Su un altro piano, la dimensione famigliare del gioco può essere letta da un punto di vista psicoanalitico. In Shoeless Joe il rincontro con il padre può essere interpretato come il superamento del complesso di Edipo: con la costruzione del campo Ray ha resuscitato John e ha sanato così il trauma dell'uccisione simbolica del padre avvenuta – come insegna Freud – durante l'adolescenza. Il baseball, con la sua atemporalità, è qui il catalizzatore che provoca il recupero del rapporto col padre e quindi la riconciliazione con se stessi, il passaggio definitivo all'età adulta.

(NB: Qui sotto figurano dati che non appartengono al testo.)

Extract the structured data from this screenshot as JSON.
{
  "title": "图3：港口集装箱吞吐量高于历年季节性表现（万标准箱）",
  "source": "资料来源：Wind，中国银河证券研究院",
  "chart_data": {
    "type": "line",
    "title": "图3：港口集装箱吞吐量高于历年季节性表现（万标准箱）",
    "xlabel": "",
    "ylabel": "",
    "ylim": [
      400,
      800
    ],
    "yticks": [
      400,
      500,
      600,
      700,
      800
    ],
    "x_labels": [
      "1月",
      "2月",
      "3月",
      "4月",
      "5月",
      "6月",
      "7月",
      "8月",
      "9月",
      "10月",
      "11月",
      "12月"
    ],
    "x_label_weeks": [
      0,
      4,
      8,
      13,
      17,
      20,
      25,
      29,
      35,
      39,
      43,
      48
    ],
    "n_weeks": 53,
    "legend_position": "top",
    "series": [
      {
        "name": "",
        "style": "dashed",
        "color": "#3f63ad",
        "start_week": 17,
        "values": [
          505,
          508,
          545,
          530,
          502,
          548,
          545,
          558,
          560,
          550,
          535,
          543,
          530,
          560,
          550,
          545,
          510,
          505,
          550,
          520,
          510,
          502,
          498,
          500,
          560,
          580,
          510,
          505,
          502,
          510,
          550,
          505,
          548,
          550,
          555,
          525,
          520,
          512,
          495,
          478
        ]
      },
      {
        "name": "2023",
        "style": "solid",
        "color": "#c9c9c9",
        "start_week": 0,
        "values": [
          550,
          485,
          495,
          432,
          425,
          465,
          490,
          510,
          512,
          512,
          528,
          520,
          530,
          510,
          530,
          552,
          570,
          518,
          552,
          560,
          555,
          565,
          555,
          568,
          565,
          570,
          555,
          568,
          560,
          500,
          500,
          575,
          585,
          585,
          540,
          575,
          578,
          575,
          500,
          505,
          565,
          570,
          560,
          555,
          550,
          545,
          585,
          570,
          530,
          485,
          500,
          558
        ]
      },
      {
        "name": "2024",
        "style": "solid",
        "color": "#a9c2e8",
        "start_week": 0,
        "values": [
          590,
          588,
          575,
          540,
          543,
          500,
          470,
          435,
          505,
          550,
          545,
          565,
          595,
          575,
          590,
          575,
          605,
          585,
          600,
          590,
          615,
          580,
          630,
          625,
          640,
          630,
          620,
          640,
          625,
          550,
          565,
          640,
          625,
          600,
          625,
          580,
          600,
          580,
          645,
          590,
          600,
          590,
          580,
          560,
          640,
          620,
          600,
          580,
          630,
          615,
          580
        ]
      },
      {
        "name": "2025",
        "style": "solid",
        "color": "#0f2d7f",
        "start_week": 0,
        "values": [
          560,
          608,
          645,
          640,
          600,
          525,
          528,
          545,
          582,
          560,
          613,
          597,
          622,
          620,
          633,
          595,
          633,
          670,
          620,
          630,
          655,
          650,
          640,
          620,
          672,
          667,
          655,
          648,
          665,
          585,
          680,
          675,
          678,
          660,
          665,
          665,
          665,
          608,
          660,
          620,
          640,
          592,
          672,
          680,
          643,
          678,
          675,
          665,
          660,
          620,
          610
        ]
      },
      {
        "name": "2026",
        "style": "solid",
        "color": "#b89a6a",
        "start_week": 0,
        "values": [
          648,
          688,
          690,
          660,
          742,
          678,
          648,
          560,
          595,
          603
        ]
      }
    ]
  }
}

Tuo padre. Ti regala il tuo primo guanto, ti insegna a prendere e lanciare, ti porta a vedere le partite e poi tifa per te quando lui è ormai anziano e tocca a te scendere in campo, ti parla della sua passione, della sua squadra, ti consegna i suoi ricordi che poi dovrai passare ai tuoi figli. Ecco: per molti il baseball consiste in Fathers Playing Catch With Sons: "Padri che fanno a passaggi con i figli", che poi è anche il titolo di una famosa raccolta di saggi sullo sport del poeta Donald Hall (Laurel Books 1985). Un'immagine che viene ripresa nella scena finale di Field of Dreams ("L'uomo dei sogni"), il film tratto dal romanzo: soli in mezzo al campo magico il figlio Ray (Kevin Costner) e suo padre John (Dwier Brown), indossano i guantoni e cominciano a passarsi la palla. E mentre giocano alla luce dei riflettori, la pallina corre lungo la traiettoria che unisce i loro sguardi che si incontrano a mezz'aria.